David Douglass

David Douglass

A founding member of The Newberry Consort in 1988, David Douglass was appointed the ensemble's Director and Musician-in-Residence at the Newberry Library in 2007. Since then, Mr. Douglass has carried on the Consort's legacy of cutting-edge programming and world-class performances, while expanding the Consort's presence in the Chicago area. He created two important annual concerts: one to showcase emerging artists in early music, and the other to honor the memory of the Consort's mentor, Dr. Howard Mayer Brown. Embracing multimedia technology, particularly projected translations, Mr. Douglass has heightened the immediacy of the Consort's performances while maintaining the high standard of scholarship audiences have come to expect. Last season, he broadened the Consort's historical range, venturing into the 19th century with the concert "Music of Abraham Lincoln's America," and creating a score using Elizabethan music for Sarah Berhardt's 1912 silent film Elizabeth I.

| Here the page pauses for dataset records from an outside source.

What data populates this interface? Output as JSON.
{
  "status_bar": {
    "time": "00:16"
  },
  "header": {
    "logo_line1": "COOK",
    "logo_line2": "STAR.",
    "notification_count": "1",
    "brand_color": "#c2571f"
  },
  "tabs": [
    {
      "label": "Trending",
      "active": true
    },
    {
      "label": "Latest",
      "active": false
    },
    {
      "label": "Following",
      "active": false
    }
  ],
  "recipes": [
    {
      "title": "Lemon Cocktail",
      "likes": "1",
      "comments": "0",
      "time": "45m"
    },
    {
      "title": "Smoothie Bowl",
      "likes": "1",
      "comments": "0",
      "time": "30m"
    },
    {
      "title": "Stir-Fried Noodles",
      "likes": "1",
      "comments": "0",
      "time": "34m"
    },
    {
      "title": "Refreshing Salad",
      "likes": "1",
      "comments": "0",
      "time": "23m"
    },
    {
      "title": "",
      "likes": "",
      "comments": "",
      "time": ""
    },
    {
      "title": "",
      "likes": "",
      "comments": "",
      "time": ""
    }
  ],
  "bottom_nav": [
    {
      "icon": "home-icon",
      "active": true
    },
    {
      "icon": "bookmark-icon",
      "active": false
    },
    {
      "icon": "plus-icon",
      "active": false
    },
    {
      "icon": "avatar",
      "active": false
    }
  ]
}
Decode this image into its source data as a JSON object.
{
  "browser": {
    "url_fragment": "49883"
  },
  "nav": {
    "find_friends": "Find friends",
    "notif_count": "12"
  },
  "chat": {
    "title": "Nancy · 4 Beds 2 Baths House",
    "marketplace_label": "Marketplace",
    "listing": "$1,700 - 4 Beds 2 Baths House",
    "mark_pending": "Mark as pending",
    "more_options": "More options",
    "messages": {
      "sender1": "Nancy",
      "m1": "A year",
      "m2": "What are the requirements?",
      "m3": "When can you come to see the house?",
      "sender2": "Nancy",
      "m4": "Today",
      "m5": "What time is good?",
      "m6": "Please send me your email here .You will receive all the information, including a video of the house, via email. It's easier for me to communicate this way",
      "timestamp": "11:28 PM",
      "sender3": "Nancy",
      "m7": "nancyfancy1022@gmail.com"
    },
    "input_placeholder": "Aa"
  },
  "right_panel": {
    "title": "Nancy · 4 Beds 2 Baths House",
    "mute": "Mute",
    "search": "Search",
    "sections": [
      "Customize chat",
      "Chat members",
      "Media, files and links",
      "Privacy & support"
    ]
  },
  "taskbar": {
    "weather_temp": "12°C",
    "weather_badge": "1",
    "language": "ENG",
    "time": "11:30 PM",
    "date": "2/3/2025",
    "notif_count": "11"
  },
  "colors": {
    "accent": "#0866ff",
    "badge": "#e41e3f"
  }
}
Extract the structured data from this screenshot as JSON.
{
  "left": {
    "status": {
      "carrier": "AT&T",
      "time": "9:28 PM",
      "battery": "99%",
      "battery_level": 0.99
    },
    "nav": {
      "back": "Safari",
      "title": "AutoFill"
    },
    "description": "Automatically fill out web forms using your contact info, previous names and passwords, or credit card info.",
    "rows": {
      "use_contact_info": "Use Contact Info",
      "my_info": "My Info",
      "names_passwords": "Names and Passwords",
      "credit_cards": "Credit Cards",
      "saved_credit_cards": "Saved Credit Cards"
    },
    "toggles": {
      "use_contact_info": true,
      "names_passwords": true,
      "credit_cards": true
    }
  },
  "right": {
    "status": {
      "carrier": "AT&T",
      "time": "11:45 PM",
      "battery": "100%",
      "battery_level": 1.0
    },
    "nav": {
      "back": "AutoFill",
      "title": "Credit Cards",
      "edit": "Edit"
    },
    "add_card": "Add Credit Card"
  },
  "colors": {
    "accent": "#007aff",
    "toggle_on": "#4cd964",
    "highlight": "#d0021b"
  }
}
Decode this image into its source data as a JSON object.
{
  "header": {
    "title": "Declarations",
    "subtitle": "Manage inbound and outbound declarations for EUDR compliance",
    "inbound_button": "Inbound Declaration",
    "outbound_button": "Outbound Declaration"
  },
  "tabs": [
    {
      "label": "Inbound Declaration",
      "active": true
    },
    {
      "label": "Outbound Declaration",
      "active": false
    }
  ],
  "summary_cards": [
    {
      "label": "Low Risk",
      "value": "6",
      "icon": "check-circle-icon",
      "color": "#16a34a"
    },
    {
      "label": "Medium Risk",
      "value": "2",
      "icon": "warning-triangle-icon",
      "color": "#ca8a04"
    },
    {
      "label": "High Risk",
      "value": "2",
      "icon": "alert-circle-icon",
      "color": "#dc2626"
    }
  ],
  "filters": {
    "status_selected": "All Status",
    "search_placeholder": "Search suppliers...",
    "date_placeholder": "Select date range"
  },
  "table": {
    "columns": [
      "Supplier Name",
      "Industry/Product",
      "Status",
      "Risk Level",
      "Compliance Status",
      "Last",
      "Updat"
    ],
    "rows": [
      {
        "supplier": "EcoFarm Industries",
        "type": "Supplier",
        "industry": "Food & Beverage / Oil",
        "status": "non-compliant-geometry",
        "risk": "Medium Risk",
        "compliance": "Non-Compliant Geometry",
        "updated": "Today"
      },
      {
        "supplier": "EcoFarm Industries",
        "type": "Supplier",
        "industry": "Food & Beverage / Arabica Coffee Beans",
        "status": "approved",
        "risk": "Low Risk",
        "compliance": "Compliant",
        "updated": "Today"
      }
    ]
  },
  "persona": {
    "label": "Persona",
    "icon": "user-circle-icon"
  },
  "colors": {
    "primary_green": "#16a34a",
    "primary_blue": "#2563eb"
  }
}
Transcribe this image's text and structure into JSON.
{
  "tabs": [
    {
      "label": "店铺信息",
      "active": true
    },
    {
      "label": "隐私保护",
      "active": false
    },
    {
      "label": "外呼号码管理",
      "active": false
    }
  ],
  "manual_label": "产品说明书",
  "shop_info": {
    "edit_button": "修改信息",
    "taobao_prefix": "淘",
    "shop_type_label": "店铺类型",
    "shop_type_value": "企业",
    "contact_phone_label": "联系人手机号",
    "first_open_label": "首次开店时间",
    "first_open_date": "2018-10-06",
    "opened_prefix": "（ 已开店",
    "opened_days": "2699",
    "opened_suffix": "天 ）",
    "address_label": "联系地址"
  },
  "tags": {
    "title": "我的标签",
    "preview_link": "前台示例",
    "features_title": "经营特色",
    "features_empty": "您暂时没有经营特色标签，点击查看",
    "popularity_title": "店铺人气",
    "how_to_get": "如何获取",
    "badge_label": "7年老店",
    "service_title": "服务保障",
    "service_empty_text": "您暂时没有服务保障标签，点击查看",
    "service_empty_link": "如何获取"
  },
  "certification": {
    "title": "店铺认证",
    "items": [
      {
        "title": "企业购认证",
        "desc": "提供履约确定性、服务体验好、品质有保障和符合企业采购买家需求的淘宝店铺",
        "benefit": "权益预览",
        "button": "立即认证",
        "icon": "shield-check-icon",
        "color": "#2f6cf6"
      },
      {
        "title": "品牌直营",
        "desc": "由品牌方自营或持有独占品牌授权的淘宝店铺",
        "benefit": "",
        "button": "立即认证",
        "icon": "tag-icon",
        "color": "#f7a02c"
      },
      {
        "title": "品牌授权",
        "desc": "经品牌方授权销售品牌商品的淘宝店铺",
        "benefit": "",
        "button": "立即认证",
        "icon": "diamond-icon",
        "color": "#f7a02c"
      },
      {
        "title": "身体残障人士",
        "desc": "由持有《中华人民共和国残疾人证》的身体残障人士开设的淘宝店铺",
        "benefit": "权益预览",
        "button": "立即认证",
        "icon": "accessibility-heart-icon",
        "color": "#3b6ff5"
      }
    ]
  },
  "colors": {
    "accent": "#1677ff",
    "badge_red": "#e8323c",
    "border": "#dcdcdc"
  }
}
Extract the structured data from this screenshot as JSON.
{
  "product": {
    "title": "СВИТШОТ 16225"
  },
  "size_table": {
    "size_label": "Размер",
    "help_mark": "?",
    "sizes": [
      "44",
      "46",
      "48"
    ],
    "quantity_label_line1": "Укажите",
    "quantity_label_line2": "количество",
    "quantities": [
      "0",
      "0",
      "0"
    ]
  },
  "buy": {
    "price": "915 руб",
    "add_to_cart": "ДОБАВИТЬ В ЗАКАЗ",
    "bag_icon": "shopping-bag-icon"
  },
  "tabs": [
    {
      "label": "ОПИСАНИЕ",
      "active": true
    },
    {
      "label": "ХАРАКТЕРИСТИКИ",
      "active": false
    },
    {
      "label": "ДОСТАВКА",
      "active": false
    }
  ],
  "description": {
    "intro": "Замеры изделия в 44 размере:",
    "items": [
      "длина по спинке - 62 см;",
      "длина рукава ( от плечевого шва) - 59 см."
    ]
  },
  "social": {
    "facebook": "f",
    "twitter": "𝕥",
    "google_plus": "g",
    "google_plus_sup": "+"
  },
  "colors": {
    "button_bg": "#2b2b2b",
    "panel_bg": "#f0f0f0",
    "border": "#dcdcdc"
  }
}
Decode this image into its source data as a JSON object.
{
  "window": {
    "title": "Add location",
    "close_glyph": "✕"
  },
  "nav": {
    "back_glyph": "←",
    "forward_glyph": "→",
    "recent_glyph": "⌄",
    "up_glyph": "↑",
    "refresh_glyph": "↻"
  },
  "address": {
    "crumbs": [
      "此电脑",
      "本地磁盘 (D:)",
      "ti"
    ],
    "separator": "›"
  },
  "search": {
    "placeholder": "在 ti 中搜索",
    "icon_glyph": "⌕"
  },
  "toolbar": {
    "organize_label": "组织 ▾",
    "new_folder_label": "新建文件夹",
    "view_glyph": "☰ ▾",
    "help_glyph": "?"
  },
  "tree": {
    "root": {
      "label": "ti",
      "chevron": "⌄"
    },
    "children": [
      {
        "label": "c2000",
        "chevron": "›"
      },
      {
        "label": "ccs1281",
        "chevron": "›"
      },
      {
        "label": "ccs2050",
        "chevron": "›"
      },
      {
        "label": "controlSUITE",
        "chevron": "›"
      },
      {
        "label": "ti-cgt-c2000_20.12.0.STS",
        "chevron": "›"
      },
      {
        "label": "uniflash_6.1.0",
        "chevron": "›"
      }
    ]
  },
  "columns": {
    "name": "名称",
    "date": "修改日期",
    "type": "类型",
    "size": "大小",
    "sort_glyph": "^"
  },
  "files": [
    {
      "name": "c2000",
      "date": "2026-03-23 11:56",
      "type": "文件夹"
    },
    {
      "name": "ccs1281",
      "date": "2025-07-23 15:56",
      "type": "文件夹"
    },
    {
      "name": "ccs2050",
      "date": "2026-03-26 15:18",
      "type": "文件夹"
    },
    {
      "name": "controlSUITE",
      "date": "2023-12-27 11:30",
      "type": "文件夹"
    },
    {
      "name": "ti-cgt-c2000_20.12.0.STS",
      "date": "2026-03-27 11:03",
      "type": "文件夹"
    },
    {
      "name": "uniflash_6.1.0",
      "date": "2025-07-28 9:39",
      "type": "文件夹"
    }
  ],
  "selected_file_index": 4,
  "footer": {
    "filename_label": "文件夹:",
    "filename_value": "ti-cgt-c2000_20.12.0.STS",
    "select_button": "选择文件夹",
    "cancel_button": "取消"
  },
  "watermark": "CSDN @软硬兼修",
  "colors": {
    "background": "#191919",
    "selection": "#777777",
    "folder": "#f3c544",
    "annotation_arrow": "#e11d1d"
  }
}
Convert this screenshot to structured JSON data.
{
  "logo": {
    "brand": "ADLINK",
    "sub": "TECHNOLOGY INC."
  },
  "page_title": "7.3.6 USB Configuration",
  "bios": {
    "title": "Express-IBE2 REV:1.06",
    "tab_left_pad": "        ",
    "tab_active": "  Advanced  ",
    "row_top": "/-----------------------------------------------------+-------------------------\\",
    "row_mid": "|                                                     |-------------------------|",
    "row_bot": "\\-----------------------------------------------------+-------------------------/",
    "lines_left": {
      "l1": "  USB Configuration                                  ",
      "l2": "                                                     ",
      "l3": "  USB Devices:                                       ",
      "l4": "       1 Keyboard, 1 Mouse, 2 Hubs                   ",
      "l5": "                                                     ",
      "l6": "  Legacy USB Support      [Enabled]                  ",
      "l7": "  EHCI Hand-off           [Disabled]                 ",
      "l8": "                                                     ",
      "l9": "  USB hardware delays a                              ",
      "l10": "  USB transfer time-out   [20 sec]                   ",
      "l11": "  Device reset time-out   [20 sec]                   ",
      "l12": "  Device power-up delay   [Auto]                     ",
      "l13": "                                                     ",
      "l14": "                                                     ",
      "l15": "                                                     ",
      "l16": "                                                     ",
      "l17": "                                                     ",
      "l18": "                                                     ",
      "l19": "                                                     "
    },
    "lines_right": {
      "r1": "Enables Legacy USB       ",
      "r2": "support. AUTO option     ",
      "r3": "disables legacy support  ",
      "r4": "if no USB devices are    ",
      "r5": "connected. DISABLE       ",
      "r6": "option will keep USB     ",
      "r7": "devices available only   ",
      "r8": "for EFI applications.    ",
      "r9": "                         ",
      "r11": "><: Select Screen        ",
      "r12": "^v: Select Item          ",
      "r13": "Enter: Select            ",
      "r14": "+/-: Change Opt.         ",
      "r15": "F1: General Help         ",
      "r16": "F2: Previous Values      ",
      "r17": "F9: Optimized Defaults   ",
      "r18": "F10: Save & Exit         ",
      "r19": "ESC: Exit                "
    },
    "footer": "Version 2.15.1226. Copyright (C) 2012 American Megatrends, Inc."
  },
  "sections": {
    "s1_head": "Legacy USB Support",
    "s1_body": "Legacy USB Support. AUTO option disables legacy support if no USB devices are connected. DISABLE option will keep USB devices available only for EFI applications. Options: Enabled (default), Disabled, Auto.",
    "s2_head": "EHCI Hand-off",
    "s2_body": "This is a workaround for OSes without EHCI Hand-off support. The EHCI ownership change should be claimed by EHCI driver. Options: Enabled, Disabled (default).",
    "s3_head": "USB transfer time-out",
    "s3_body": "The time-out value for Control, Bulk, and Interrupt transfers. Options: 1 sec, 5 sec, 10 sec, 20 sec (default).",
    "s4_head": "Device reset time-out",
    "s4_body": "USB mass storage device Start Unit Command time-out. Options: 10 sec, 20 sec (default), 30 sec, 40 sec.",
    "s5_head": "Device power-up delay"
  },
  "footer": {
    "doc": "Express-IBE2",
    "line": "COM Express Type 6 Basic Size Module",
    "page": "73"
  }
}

First trained as a modern violinist, Mr. Douglass has earned a reputation for his performances on medieval, Renaissance, and Baroque bowed-string instruments. His playing has been praised by The New York Times for its "eloquence" and "expressive virtuosity". Through his groundbreaking work in the field of early violin performance, he was the first to develop a historical technique producing "a distinctively 'Renaissance' sound and style for the violin" (Fanfare). The King's Noyse, a Renaissance violin band, was the culmination of this work. As director of The King's Noyse, and through his recreation of the improvisational repertory of the early violin band, he has received praise for his "enterprise and imagination" (Stereophile).

In great demand as a guest artist and director, Mr. Douglass has traveled extensively, performing with the world's foremost early music ensembles. A regular with the Boston Early Music Festival orchestra, the Lyra Baroque Orchestra, and the Musicians of Swanne Alley, he has also performed with the Parley of Instruments (London), Tafelmusik Baroque Orchestra (Toronto), Concerto Palatino (Bologna, Italy), The Folger Consort (Washington D.C.), the Waverly Consort (New York City), among many others. Recent concert venues have included Villa i Tatti (Florence) and the Palais de Versailles (Paris).

Mr. Douglass has also made his mark in the recording world. As a performer, he has recorded extensively for harmonia mundi usa, Deutsche Harmonia Mundi, Virgin, Erato, BMG, Berlin Classics, and Auvidis/Astrée labels. Since 1991, he has also served as a producer for harmonia mundi usa, overseeing recordings for Marion Verbruggen, Paul Hillier and The Theater of Voices, and Paul O'Dette, among others. Several of these have won awards both here and abroad, and four received Grammy nominations between 2005 and 2009.

Mr. Douglass is much in demand as a writer and lecturer on early violin history, technique and repertoire. He contributed the chapters on violin to the Renaissance and Seventeenth-Century volumes in Schirmer's Performer's Guide series, and his essays on the early violin can be found in Strings Magazine. He regularly teaches at the University of Chicago and Northwestern University.